Some might describe Bocce as “cheap” Italian — for example, the house special ($6.95) lets you combine one of five different pastas (fettuccine, linguine, penne, spaghetti, or rigatoni) with 11 traditional sauces (pesto, carbonara, you get the picture). Beyond that, the menu is a large and potentially hazardous catalog of classic Italian dishes that range from just-below-decent to somewhere-near-splendid. Some entrees confuse, such as the mezzelune alla spinaci (half-moons of spinach pasta stuffed with ricotta, $10.95): Michelle felt it was a bit goaty, while I would have preferred more goat, even though no goats were supposed to be involved. Some disappoint, such as our tiny pizza with salami and olives ($9.95), while others merely exist, like the capellini pomodoro ($7.95) with tomatoes, basil, and garlic, which was filling, and that was about it.

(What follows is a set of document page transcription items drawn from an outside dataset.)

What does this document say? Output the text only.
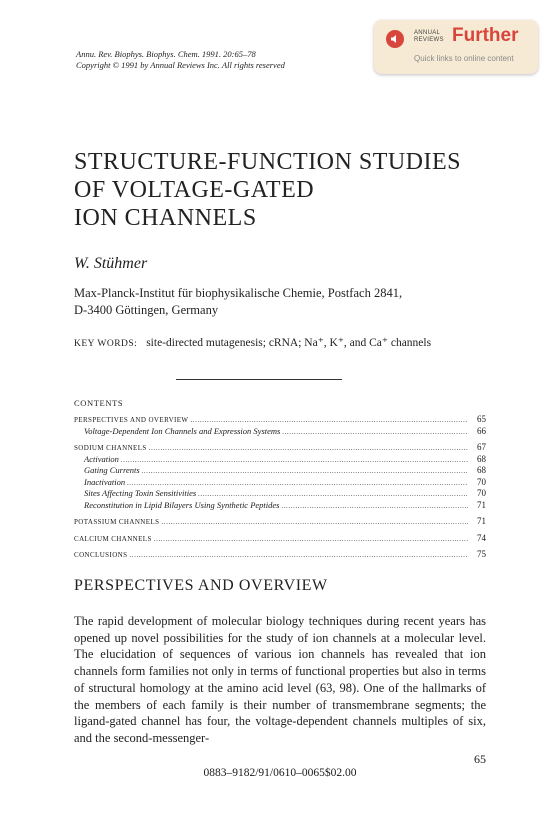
Annu. Rev. Biophys. Biophys. Chem. 1991. 20:65–78
Copyright © 1991 by Annual Reviews Inc. All rights reserved
ANNUAL
REVIEWS Further
Quick links to online content
STRUCTURE-FUNCTION STUDIES
OF VOLTAGE-GATED
ION CHANNELS
W. Stühmer
Max-Planck-Institut für biophysikalische Chemie, Postfach 2841,
D-3400 Göttingen, Germany
KEY WORDS: site-directed mutagenesis; cRNA; Na⁺, K⁺, and Ca⁺ channels
CONTENTS
PERSPECTIVES AND OVERVIEW .....	65
Voltage-Dependent Ion Channels and Expression Systems .....	66
SODIUM CHANNELS .....	67
Activation .....	68
Gating Currents .....	68
Inactivation .....	70
Sites Affecting Toxin Sensitivities .....	70
Reconstitution in Lipid Bilayers Using Synthetic Peptides .....	71
POTASSIUM CHANNELS .....	71
CALCIUM CHANNELS .....	74
CONCLUSIONS .....	75
PERSPECTIVES AND OVERVIEW
The rapid development of molecular biology techniques during recent years has opened up novel possibilities for the study of ion channels at a molecular level. The elucidation of sequences of various ion channels has revealed that ion channels form families not only in terms of functional properties but also in terms of structural homology at the amino acid level (63, 98). One of the hallmarks of the members of each family is their number of transmembrane segments; the ligand-gated channel has four, the voltage-dependent channels multiples of six, and the second-messenger-
65
0883–9182/91/0610–0065$02.00
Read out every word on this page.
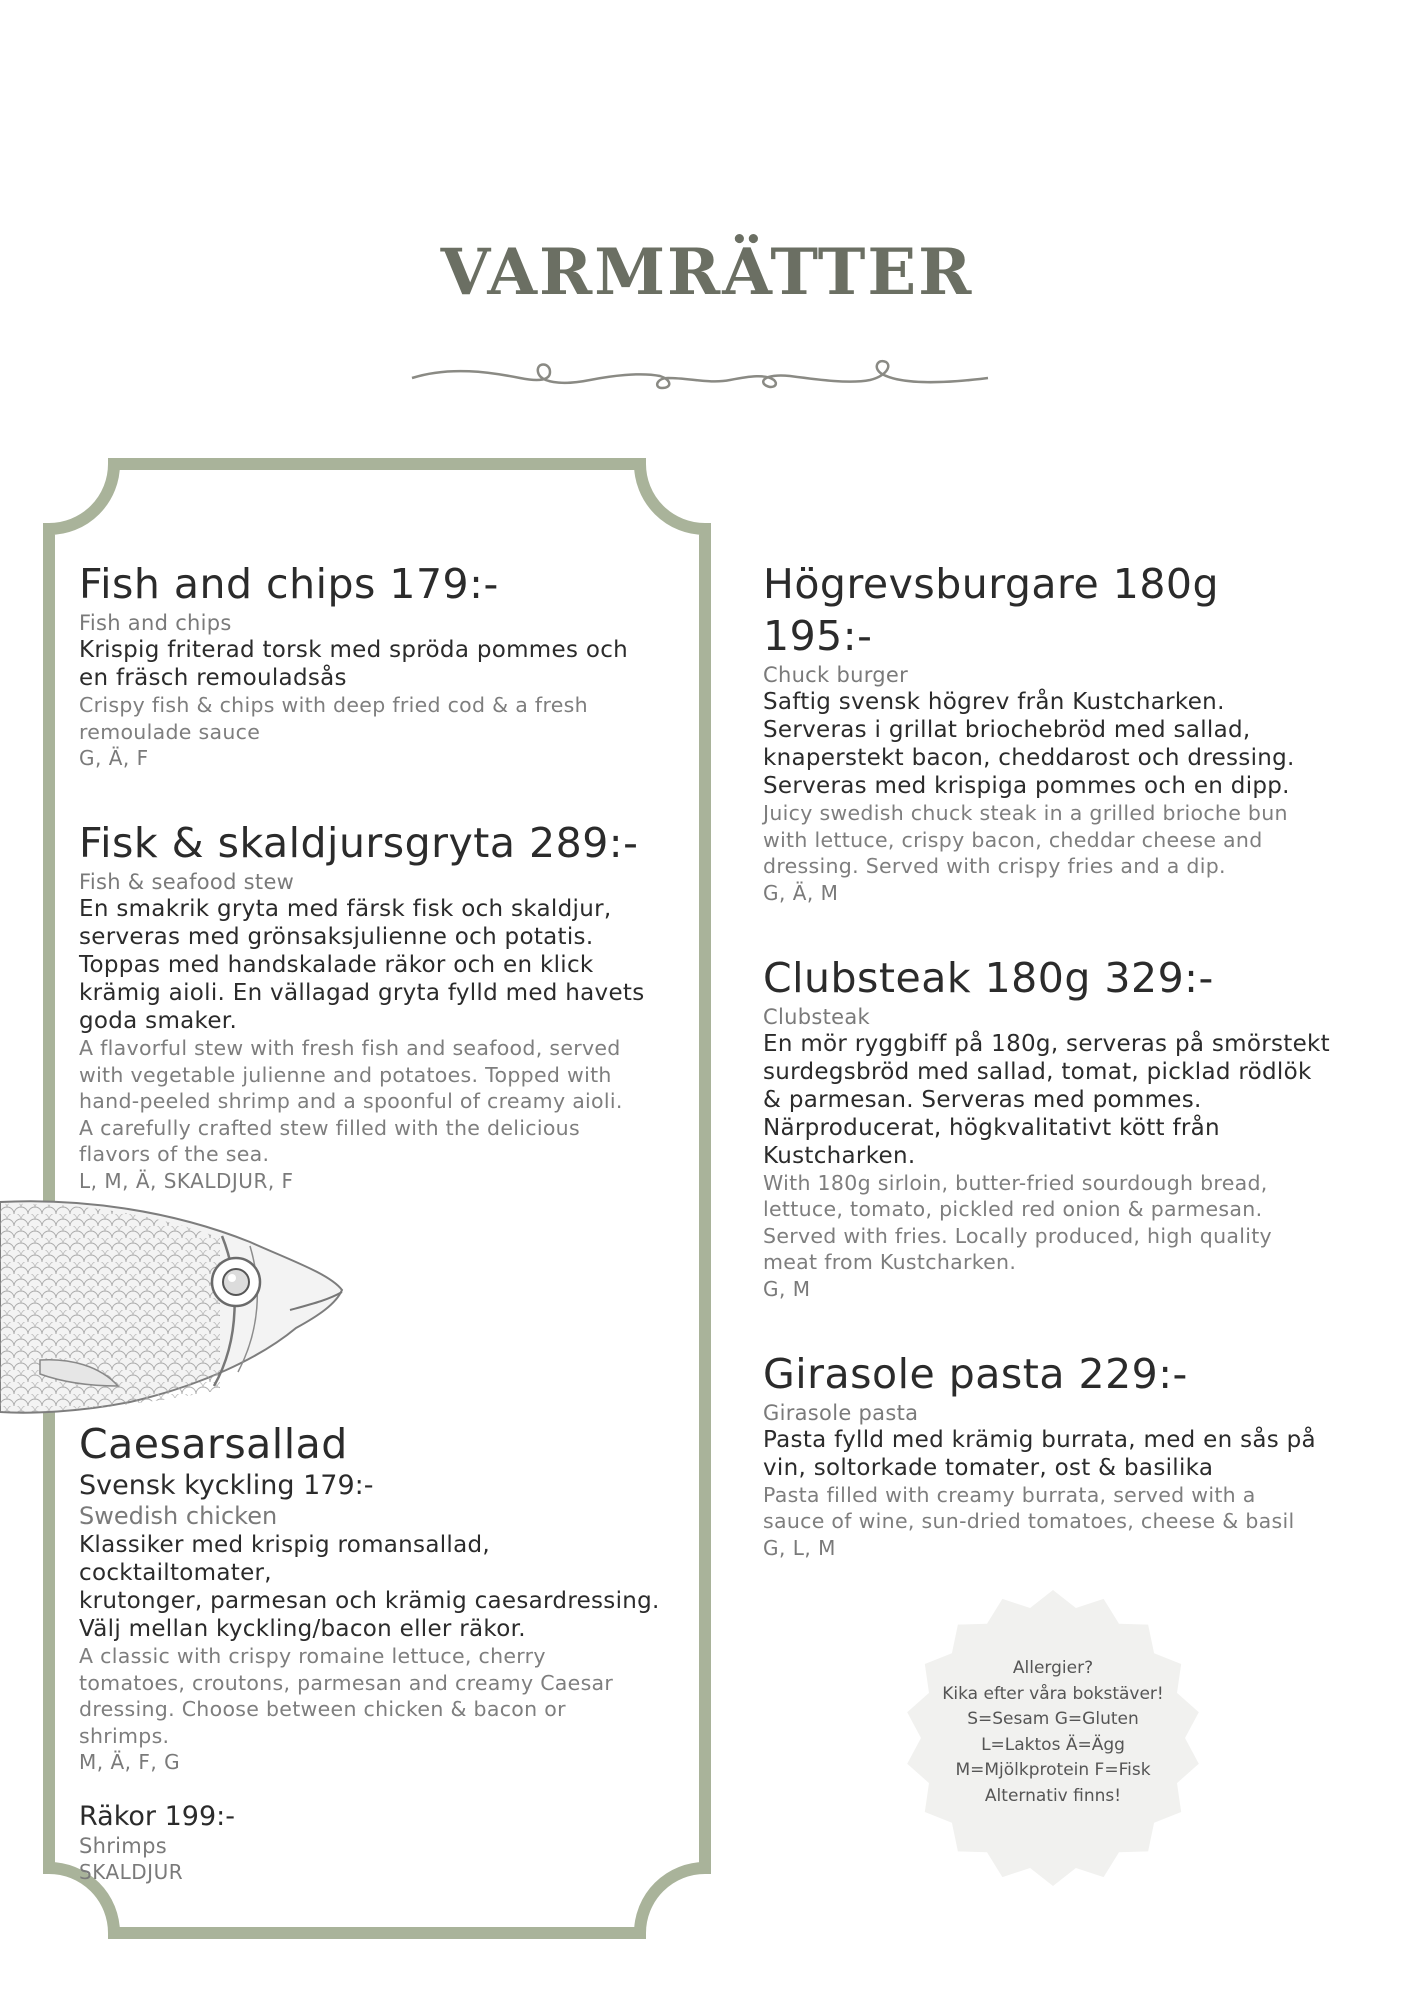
VARMRÄTTER
Fish and chips 179:-
Fish and chips
Krispig friterad torsk med spröda pommes och
en fräsch remouladsås
Crispy fish & chips with deep fried cod & a fresh
remoulade sauce
G, Ä, F
Fisk & skaldjursgryta 289:-
Fish & seafood stew
En smakrik gryta med färsk fisk och skaldjur,
serveras med grönsaksjulienne och potatis.
Toppas med handskalade räkor och en klick
krämig aioli. En vällagad gryta fylld med havets
goda smaker.
A flavorful stew with fresh fish and seafood, served
with vegetable julienne and potatoes. Topped with
hand-peeled shrimp and a spoonful of creamy aioli.
A carefully crafted stew filled with the delicious
flavors of the sea.
L, M, Ä, SKALDJUR, F
Caesarsallad
Svensk kyckling 179:-
Swedish chicken
Klassiker med krispig romansallad, cocktailtomater,
krutonger, parmesan och krämig caesardressing.
Välj mellan kyckling/bacon eller räkor.
A classic with crispy romaine lettuce, cherry
tomatoes, croutons, parmesan and creamy Caesar
dressing. Choose between chicken & bacon or
shrimps.
M, Ä, F, G
Räkor 199:-
Shrimps
SKALDJUR
Högrevsburgare 180g
195:-
Chuck burger
Saftig svensk högrev från Kustcharken.
Serveras i grillat briochebröd med sallad,
knaperstekt bacon, cheddarost och dressing.
Serveras med krispiga pommes och en dipp.
Juicy swedish chuck steak in a grilled brioche bun
with lettuce, crispy bacon, cheddar cheese and
dressing. Served with crispy fries and a dip.
G, Ä, M
Clubsteak 180g 329:-
Clubsteak
En mör ryggbiff på 180g, serveras på smörstekt
surdegsbröd med sallad, tomat, picklad rödlök
& parmesan. Serveras med pommes.
Närproducerat, högkvalitativt kött från
Kustcharken.
With 180g sirloin, butter-fried sourdough bread,
lettuce, tomato, pickled red onion & parmesan.
Served with fries. Locally produced, high quality
meat from Kustcharken.
G, M
Girasole pasta 229:-
Girasole pasta
Pasta fylld med krämig burrata, med en sås på
vin, soltorkade tomater, ost & basilika
Pasta filled with creamy burrata, served with a
sauce of wine, sun-dried tomatoes, cheese & basil
G, L, M
Allergier?
Kika efter våra bokstäver!
S=Sesam G=Gluten
L=Laktos Ä=Ägg
M=Mjölkprotein F=Fisk
Alternativ finns!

Wiser selections can be found among the secondi. The risotto pescatore ($14.95) — a generous heap of stock-infused arborio ringed with clams and mussels — proved worthwhile, its depths revealing prawns, salmon, and calamari to the probing fork. Michelle was drawn to the prawns bordelaise ($14.95) — a modestly sized pocket of spaghetti, ringed with jumbo shrimp, then bathed in a white wine and garlic sauce.
Or, if you feel like living a little, you can skip the above and head straight for the dish that won my heart in the first place, San Francisco's own addition to the great gallery of Italian cuisine, your friend and mine, cioppino ($16.95). At Bocce, cioppino tends to resemble a religious rite. It begins with a ladle, a crab cracker, a bowl of spaghetti, and a gleaming, 1-gallon copper pot. As it arrives, your fellow diners rear back. “What is that?” they inquire. The lid is raised, and the heavenly scents of marinara and the salty Pacific intermingle over your table. You lean forward, peer into this golden abyss; globs of olive oil dance upon a red sea. In goes the ladle. Whole crab legs appear; mussels mingle with clams, and calamari with shrimp and salmon, as if here, in your cioppino, all God's creatures can exist in peace. One by one, these jewels of the sea are coaxed out; the ladle dips again; broth is eased over pasta. It dips again, broth is sipped, and then it dips yet again, and a lone shrimp is lured to the surface, soon to be reunited with its brethren. It dips a last time, you drink. Satisfaction blossoms, and then it is done.
Unless, like Michelle, you order dessert — a very lovely tira- (our waiter disappeared into the kitchen, came back, and set it before her) -misu ($3.25), and a frothy white cappuccino ($2). Either of these would have been enhanced by a ladle of cioppino broth, but unfortunately I'd just run out.
We were beaming as we strolled to the valet stand, our stomachs heavier, our souls a bit lighter –the ultimate sign of a successful evening. Then I realized I'd forgotten something, cried out, “Bocce!,” and with that, we headed off into the night.